With polls telling us that the majority of Americans now favor same-sex marriage, viewing the 2012 film Any Day Now, based on a true story and written/directed by Travis Fine, becomes a doubly moving experience.
When, in the late 1970s, a West Hollywood drag queen performer (Alan Cumming) and a closeted lawyer (Garret Dillahunt) become guardians for an abandoned teenage boy with Down syndrome (Isaac Leyva), their year together as a devoted family enriches them all until suddenly faced with the bias views of society and a custody battle that threatens to tear them apart. The men’s fight to stay in their son’s life and that son’s obvious desire to remain with them are riveting to watch.
Dillahunt is convincing as lawyer Paul who summons personal and professional courage as he is swept up into a hastily-assembled yet well-intentioned family unit, and who arguably embarks on the most dramatic inner journey among the characters. Leyva gives a remarkable debut performance as young Marco: his words may be few, but his scenes of deep devotion to the men who save him from an abusive mother are played superbly.
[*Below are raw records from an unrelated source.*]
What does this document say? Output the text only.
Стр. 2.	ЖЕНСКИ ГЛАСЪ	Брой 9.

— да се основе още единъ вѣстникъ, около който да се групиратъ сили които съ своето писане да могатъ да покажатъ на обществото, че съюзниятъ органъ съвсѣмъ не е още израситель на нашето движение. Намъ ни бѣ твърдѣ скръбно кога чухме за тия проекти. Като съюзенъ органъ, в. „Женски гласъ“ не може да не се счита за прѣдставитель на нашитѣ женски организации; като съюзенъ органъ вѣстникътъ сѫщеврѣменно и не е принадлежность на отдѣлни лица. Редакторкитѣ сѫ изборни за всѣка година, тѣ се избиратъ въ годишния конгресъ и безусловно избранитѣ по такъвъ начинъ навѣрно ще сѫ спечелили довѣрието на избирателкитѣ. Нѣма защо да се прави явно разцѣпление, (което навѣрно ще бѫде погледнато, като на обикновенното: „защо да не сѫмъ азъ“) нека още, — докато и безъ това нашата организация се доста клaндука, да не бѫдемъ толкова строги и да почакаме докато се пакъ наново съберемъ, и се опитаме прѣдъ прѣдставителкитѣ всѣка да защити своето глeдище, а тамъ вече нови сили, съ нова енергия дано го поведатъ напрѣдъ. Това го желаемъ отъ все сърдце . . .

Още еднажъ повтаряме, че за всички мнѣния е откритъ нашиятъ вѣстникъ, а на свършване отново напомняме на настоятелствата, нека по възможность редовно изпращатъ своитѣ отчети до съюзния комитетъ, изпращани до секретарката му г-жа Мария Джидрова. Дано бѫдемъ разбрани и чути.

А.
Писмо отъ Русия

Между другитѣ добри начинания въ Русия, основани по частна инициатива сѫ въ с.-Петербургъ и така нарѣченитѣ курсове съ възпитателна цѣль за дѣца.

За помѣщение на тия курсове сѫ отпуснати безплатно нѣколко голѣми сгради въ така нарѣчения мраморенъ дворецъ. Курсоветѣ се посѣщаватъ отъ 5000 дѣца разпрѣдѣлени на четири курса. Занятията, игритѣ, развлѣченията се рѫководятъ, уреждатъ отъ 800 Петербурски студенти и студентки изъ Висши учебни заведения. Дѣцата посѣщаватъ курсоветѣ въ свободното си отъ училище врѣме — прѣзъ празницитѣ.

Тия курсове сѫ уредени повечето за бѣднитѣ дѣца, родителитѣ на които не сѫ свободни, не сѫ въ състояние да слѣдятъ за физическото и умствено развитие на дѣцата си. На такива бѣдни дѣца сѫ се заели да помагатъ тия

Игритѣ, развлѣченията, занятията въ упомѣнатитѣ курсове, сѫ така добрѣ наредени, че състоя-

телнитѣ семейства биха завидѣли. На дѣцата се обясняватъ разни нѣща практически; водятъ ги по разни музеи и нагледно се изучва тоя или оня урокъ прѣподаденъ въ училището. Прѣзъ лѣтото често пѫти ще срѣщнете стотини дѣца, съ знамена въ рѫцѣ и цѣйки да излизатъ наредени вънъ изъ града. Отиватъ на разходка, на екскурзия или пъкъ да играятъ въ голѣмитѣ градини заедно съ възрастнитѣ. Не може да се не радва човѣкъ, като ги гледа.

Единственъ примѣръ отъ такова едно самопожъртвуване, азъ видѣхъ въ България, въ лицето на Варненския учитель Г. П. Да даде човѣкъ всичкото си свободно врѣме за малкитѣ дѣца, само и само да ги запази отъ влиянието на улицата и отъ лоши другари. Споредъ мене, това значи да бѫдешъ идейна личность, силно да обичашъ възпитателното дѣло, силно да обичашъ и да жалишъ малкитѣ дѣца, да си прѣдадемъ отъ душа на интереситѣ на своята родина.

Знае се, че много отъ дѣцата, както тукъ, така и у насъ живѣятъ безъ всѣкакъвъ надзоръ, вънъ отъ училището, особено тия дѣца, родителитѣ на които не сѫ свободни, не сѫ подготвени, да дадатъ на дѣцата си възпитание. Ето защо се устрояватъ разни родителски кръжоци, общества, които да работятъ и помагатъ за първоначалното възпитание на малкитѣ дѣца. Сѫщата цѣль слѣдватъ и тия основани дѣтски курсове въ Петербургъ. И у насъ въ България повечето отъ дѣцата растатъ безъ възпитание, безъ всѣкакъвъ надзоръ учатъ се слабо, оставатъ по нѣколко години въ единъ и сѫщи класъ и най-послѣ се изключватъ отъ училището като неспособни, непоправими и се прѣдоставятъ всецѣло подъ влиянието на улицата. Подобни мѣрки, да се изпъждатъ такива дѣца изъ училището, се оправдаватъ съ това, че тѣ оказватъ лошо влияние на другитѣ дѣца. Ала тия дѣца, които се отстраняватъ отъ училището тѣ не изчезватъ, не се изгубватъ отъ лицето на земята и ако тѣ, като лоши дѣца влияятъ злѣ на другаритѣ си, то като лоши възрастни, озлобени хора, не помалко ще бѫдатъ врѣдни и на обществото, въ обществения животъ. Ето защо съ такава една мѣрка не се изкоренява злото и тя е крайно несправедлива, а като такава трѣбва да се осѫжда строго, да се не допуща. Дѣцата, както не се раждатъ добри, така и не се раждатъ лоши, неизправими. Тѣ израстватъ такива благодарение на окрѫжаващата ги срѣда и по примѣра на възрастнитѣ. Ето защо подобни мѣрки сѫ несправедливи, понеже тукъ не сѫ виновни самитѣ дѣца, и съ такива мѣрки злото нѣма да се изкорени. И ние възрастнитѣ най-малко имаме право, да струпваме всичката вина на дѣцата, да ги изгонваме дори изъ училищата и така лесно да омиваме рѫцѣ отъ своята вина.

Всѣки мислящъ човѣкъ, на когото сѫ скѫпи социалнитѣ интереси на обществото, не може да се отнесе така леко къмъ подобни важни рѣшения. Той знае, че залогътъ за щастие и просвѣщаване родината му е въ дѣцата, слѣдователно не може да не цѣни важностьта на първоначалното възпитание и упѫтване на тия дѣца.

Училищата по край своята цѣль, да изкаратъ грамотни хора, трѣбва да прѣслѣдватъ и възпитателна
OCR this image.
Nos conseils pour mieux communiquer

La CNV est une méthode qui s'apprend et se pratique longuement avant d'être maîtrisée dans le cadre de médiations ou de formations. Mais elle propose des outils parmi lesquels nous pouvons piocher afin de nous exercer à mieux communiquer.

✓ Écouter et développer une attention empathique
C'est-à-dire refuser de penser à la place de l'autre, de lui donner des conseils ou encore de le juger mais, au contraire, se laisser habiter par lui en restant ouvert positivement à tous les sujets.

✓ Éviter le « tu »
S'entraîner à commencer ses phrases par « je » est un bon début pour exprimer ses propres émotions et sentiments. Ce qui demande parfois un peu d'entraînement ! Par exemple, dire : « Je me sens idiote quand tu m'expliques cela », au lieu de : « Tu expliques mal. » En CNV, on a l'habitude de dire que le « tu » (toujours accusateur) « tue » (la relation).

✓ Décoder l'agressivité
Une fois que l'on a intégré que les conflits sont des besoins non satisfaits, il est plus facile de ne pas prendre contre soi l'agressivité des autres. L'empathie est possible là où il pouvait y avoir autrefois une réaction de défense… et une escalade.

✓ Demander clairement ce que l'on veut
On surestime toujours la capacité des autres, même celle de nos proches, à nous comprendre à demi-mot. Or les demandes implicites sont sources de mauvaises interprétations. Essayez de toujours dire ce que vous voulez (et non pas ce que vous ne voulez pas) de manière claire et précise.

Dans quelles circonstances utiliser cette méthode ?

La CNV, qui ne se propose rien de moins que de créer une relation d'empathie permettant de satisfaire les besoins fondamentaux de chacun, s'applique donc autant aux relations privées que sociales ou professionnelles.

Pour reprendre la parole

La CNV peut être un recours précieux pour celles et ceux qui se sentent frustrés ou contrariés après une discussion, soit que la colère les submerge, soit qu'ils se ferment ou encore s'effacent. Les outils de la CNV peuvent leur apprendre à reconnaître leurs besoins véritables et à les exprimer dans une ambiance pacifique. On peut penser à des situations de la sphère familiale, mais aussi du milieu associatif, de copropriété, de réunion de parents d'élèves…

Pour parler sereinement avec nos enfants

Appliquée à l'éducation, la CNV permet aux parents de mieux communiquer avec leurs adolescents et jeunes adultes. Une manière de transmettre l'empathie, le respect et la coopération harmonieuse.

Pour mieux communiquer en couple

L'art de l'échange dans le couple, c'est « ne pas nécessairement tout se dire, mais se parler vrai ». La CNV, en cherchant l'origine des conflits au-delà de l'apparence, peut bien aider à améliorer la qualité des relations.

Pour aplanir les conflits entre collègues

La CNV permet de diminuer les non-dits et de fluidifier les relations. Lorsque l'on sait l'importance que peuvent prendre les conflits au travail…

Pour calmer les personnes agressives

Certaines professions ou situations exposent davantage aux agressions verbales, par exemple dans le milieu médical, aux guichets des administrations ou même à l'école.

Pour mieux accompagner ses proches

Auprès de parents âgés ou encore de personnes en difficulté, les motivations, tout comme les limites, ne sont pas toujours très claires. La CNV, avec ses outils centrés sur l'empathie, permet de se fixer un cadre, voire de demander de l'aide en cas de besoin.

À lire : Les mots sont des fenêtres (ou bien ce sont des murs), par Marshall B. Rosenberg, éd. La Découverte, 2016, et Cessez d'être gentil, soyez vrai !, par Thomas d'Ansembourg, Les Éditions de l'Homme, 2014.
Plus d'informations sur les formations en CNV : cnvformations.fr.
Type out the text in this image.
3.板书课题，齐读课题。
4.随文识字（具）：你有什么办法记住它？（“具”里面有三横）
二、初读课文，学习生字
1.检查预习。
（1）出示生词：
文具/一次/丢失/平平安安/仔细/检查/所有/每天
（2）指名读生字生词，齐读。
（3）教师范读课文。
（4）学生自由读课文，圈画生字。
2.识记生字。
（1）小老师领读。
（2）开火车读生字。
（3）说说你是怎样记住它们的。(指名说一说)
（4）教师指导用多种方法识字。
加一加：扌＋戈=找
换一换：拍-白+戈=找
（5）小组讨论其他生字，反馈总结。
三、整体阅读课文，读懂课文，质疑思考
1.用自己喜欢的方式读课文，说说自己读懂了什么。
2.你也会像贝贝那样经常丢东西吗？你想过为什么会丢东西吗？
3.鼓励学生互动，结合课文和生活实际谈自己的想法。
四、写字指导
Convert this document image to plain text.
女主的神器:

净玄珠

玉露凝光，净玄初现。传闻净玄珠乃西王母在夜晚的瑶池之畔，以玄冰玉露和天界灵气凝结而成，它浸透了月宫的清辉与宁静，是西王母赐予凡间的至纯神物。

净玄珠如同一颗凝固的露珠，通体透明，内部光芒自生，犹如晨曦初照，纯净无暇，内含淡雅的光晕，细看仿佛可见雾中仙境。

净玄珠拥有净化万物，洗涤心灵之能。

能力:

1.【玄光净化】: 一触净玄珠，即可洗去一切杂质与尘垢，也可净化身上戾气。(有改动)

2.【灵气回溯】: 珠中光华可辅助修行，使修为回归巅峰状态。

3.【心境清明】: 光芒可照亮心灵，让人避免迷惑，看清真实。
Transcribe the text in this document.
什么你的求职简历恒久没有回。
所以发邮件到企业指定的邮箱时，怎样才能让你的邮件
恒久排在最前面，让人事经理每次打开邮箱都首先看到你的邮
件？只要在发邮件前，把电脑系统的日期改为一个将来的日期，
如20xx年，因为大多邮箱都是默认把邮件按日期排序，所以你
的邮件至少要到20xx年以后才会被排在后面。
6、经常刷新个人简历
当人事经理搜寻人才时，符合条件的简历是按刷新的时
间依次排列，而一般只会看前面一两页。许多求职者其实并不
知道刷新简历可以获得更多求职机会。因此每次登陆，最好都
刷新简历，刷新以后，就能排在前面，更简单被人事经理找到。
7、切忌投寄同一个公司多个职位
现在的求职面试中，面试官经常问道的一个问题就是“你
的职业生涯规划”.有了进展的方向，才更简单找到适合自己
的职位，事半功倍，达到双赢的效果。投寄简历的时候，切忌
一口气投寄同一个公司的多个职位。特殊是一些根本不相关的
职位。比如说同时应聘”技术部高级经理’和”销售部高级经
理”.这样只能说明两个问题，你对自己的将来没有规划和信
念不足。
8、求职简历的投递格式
But it is Alan Cumming as drag queen/aspiring singer Rudy who anchors the film, as he reminds us yet again of his remarkable versatility. We know him as a Tony Award winner for the musical Cabaret and as political operative Eli Gold on the TV series The Good Wife, while Broadway audiences are currently watching him perform all the parts in a new version of Shakespeare’s Macbeth. But here we have a free-spirited and sweet-natured, yet determined, man in love with both the vulnerable stranger who wanders into his club one night, and the needy boy they long to protect and nurture at all costs. Cumming may be proudly Scottish by birth, but I believe he is one of America’s national artistic treasures.
The DVD also includes a featurette on the making of the film, and an interview with Isaac Leyva.
Cathy Ritchie, writing for Dallas Library Pride!